CSPG Special Publications

Abstract


Future Petroleum Provinces of Canada, Their Geology and Potential — Memoir 1, 1973
Pages 519-559

Scotian Shelf and Grand Banks

D. F. Sherwin

Abstract

Marine geophysical surveys confirmed by deep exploratory drilling have indicated that the bulk of the Scotian Shelf, Grand Banks and continental slope beyond form the submerged extension of the Atlantic Coastal Plain. The Plain in this area comprises a wedge of Cenozoic and Mesozoic strata covering an area of 350,000 square miles and reaching a maximum thickness of over 30,000 feet, and is therefore one of Canada’s deepest and most extensive sedimentary basins.

Oil exploration began in this region in 1959, and since that time federal oil and gas permits have been issued for more than 200 million acres, over 100 crew-months of seismic work have been carried out, and 34 exploratory wells have been drilled to the end of 1971, including 28 on the Scotian Shelf and six on the Grand Banks. Data from five of these wells which have been released indicate that Jurassic and Cretaceous strata form the major part of the stratigraphic sequence, and include a probably widespread lower salt unit which may be correlative with the Louann Salt of the U.S. Gulf Coast basin, a carbonate unit not unlike the Smackover and Norphlet Formations of the same area, and a prograding, coastal marine or deltaic sequence of sand and shale which may reach its greatest development and thickness near the effluence of the ancestral St. Lawrence River. Tertiary clastics generally form a relatively thin veneer over the Cretaceous on all but the outer edge of the continental shelf, but thicken appreciably over the shelf break due to progradation across a clinoform surface of deposition, and appear to be very thick beneath the slope and rise where turbidite sands may eventually assume commercial significance, particularly beneath the Laurentian Fan.

The geological history and pattern of deposition reflect the influence of rifting and seafloor spreading in the North Atlantic Ocean basin since Late Triassic time. The Mesozoic and Cenozoic structural history is marked by stability and controlled by epeirogenic and tensional forces only. Local structures, including halokinetic features, normal basement faults and down-to-the-basin growth faults are abundant.

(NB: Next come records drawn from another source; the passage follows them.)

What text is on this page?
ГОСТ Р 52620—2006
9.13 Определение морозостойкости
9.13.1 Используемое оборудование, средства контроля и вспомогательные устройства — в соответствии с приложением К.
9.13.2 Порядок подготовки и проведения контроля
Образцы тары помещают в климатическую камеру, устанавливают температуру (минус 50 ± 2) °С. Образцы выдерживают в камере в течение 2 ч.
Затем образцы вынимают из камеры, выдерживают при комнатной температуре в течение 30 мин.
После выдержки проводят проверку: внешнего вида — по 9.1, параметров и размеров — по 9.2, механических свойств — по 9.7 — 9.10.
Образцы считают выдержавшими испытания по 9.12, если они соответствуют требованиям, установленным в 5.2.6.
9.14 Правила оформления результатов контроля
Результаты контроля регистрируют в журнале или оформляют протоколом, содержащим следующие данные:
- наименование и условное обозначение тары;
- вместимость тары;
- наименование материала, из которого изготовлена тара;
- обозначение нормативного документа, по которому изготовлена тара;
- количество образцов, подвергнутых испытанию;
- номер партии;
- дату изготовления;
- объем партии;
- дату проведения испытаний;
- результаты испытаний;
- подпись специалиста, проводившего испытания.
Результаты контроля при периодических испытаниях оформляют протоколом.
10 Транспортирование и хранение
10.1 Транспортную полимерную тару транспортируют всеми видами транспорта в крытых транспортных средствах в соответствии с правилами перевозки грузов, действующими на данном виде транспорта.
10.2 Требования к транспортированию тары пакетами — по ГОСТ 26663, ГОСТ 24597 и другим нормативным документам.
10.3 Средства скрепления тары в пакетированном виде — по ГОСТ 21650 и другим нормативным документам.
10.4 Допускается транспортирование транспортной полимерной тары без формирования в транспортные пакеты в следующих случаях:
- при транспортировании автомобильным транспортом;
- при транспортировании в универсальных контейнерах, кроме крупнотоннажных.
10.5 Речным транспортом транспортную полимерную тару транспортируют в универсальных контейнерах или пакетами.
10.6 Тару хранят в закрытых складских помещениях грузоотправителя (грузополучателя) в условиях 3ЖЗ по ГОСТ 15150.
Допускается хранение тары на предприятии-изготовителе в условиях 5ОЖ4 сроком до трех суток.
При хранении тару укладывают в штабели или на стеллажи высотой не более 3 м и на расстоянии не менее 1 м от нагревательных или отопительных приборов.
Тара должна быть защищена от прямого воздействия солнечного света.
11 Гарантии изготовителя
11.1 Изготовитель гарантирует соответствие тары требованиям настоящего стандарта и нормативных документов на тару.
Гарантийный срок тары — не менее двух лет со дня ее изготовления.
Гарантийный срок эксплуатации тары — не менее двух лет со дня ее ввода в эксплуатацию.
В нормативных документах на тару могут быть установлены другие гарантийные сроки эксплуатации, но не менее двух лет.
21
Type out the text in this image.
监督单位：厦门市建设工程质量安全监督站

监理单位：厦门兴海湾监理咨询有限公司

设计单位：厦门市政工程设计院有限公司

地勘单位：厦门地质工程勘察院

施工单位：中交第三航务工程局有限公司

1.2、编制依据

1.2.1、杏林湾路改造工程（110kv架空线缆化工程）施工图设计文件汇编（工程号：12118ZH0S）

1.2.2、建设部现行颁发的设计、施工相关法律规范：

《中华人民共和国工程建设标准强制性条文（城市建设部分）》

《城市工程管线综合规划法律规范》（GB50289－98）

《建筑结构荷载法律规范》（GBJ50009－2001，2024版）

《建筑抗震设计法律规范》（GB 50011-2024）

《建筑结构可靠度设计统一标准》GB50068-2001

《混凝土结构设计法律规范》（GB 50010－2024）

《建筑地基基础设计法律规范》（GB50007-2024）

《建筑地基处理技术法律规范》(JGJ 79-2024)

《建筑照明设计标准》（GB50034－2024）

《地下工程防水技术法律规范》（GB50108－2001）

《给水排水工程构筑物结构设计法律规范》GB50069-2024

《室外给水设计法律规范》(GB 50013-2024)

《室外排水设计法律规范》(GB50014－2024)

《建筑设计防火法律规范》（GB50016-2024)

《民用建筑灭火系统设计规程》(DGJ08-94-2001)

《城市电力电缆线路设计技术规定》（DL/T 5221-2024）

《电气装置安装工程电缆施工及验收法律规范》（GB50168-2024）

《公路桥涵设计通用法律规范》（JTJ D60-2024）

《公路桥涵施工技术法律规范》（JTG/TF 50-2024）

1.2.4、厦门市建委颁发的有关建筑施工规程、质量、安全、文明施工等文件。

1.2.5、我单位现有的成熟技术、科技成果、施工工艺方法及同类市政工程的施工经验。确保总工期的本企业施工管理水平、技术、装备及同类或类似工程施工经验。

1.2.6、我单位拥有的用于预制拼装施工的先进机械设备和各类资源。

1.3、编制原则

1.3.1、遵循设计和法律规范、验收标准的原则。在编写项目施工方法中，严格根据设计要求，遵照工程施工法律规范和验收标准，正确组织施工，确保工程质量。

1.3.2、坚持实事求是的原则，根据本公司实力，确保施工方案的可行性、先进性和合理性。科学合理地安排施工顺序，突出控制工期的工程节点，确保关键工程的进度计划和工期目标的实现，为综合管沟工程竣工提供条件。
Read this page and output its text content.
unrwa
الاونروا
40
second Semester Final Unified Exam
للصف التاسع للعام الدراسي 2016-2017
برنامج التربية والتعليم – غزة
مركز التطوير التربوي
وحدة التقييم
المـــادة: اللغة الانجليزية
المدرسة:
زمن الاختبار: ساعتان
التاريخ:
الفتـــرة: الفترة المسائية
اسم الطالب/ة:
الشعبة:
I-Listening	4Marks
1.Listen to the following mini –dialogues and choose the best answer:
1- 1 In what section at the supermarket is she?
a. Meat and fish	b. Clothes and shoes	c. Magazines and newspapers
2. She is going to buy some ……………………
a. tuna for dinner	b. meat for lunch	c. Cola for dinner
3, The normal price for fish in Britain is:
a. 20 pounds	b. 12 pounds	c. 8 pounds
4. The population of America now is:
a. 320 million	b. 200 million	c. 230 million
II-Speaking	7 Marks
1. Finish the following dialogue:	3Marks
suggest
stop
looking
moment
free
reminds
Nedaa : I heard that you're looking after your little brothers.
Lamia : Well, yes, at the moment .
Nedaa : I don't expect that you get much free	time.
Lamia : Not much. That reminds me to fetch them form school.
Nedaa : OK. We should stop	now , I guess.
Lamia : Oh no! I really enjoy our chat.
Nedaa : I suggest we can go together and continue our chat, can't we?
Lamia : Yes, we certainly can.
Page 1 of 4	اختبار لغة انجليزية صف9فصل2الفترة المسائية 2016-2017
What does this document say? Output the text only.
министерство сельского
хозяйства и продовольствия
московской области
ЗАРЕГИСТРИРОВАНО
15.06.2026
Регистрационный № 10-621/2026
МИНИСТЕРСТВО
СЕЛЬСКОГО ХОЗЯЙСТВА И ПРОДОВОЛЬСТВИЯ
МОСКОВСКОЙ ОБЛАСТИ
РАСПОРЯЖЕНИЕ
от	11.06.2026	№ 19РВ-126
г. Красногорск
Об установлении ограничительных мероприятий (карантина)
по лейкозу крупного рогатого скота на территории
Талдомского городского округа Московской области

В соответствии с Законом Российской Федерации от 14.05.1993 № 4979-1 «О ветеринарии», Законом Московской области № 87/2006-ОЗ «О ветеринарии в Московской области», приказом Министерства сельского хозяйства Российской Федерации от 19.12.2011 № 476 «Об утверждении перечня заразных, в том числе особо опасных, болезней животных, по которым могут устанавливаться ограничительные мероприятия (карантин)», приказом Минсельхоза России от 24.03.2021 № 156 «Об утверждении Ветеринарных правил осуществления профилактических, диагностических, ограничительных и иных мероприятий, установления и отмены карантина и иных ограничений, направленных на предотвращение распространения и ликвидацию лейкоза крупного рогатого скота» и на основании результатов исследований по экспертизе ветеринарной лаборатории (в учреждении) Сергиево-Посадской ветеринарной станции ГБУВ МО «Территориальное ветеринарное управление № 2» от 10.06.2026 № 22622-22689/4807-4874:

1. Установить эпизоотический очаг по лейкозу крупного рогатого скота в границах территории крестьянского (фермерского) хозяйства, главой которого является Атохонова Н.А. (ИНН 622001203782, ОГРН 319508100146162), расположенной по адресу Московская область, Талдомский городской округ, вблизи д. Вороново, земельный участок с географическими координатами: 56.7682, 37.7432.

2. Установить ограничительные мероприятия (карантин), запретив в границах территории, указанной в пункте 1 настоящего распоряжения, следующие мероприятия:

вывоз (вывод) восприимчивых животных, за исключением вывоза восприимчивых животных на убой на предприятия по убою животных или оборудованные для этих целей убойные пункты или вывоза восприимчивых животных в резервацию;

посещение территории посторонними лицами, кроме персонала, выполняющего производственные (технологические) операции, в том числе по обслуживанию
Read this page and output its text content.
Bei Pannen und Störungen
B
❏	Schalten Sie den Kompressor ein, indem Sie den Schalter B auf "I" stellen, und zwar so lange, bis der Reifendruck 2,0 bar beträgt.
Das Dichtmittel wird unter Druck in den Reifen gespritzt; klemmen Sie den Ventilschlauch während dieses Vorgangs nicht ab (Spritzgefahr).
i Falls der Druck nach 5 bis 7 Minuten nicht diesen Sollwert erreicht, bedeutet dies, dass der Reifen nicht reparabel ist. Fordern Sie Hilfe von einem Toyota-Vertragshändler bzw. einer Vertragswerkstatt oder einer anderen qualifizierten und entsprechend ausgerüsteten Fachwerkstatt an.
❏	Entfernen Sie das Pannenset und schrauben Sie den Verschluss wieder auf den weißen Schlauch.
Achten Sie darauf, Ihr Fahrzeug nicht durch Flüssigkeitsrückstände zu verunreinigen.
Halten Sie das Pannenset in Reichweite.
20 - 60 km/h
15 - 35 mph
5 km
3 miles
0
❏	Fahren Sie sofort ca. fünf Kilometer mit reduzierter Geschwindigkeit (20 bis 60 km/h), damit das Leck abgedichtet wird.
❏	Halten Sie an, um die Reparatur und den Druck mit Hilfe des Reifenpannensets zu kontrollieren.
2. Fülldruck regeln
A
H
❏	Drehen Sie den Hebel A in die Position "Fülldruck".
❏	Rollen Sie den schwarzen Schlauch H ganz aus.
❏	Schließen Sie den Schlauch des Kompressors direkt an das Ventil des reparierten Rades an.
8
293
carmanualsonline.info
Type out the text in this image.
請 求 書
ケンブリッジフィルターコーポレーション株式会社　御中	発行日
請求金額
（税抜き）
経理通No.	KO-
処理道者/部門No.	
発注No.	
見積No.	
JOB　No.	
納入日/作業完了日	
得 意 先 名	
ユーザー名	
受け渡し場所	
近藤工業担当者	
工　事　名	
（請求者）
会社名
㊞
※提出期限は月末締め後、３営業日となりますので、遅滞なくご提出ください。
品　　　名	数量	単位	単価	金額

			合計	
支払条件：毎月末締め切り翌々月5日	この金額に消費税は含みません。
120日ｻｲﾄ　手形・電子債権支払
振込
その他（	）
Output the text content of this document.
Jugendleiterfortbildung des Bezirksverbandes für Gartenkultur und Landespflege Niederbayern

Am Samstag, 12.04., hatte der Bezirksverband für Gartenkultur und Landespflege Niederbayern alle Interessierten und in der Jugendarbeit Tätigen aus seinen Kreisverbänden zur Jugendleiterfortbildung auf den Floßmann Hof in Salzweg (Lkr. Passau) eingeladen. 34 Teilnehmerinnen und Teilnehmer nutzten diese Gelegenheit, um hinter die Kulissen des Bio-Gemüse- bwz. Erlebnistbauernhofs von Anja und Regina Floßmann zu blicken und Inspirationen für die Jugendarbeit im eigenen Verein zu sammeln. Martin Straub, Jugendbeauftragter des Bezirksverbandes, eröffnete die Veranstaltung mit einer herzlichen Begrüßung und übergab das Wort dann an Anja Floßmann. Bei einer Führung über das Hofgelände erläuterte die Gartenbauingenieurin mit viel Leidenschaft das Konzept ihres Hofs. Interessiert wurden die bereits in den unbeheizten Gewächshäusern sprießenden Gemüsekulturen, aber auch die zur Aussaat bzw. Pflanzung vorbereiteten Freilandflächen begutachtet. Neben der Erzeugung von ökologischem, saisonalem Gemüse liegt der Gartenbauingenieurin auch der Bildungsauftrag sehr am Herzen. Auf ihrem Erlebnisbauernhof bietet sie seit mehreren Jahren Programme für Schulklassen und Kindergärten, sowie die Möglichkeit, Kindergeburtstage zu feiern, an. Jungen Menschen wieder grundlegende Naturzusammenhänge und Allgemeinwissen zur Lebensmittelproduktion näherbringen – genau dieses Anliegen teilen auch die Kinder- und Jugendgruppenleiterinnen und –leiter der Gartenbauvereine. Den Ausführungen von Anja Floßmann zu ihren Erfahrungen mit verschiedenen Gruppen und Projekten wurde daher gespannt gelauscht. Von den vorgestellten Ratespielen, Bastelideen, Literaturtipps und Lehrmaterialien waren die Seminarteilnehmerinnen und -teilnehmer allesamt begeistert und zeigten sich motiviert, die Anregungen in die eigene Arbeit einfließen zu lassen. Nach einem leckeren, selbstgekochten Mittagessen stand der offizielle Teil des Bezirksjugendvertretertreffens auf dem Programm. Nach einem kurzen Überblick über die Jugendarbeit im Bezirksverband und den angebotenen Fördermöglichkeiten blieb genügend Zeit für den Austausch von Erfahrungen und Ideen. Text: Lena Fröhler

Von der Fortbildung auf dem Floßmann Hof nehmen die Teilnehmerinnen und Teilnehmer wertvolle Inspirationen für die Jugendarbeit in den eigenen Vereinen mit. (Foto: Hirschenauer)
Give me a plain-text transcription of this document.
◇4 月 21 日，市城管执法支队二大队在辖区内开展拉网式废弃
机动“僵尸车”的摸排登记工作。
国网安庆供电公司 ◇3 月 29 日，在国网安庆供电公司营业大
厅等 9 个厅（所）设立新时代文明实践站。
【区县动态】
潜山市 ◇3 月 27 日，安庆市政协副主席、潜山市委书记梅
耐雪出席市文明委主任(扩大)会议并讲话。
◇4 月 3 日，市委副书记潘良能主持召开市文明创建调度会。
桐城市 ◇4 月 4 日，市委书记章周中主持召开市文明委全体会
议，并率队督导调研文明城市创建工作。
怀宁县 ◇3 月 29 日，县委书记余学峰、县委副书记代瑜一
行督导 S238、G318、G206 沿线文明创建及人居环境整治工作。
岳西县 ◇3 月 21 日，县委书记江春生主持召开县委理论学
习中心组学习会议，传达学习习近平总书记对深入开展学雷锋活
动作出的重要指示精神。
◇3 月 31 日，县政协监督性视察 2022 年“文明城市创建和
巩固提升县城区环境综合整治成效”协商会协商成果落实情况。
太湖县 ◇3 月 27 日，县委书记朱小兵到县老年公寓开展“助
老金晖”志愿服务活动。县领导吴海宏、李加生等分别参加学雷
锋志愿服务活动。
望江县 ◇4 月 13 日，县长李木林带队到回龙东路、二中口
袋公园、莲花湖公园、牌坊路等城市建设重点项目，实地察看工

The region appears to have all the essential ingredients for a major hydrocarbon province. Offsetting these indications are a number of adverse factors involving operational, economic, and geologic considerations which add a touch of reality to what would otherwise be an unusually attractive exploration area. Although no commercial discoveries have been confirmed to date, numerous oil and gas shows have been encountered in wells and give promise of ultimate success. The area is compared with several productive basins throughout the world which have temporal, stratigraphic and structural affinities, and an estimate is made of potential hydrocarbon reserves based on weighted volumetric criteria. The Sydney and Acadian basins, beneath the Laurentian Channel and Bay of Fundy respectively, contain older sedimentary sequences and are considered to be less attractive than the submerged Atlantic Coastal Plain because of their lower proportion of reservoir and source rocks.